U.S. subscribers love the Netflix service more than television itself, FBR analysts said, citing a survey of over 2,000 consumers.
A majority of the analysts who assigned high price targets valued Netflix based on its high subscriber adds, a potential rise in average revenue per user and a rebound in its core business of renting out DVDs and streaming movies.
Netflix has been wooing customers with original shows including the Emmy-winning “House of Cards” and new series such as “Unbreakable Kimmy Schmidt” and “Bloodline.”

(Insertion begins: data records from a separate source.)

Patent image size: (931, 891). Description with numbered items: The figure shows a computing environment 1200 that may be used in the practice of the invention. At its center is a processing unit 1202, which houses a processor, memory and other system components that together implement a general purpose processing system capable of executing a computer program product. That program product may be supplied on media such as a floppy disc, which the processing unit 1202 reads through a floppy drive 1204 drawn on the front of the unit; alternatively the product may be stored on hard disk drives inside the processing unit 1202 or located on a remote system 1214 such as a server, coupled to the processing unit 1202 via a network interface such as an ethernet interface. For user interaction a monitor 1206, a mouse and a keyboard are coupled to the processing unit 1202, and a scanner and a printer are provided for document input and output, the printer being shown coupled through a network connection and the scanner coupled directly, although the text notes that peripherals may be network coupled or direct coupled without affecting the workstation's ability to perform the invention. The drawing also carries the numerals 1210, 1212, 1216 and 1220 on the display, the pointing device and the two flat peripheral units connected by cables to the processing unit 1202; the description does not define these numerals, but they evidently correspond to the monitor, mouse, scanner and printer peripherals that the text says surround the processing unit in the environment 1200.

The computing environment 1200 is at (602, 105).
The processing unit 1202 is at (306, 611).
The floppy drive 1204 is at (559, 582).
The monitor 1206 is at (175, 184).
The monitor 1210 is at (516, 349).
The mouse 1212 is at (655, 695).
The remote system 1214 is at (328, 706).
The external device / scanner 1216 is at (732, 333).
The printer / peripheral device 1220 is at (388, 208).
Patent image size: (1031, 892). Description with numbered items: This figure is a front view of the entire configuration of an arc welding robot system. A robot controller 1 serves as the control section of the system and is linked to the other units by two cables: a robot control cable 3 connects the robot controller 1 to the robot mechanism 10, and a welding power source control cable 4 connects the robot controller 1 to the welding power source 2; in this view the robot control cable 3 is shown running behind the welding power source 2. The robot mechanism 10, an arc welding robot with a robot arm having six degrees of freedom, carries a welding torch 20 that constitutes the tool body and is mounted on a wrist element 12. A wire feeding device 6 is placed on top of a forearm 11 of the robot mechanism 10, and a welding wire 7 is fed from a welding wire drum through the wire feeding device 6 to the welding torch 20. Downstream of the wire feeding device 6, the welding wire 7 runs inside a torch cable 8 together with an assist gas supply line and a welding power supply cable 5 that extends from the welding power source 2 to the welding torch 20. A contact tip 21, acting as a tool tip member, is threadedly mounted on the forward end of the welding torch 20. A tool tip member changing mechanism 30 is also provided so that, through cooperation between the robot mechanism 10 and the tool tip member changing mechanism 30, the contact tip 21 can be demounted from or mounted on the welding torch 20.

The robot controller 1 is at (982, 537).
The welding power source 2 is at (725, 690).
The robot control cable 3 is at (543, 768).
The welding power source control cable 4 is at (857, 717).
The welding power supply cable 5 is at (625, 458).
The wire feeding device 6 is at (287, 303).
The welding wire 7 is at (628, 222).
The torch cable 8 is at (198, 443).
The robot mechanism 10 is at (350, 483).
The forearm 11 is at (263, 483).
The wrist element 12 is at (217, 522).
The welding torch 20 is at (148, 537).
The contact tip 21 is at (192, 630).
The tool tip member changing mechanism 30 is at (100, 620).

The company, which turned to international markets to make up for slowing growth in the United States, recently launched services in Australia and New Zealand and plans to be in Japan later this year.
The company expects to be present in 200 countries in the next two years, up from 50 now.
But the cost of driving subscriber growth has been high as Netflix continues to invest heavily but is yet to see any profits from outside the United States.
“When you are beating sub numbers by tripling the number of original hours, no one cares about any of the less sexy topics like international losses, content amortization policies or changes in working capital,” MoffettNathanson Research analysts said.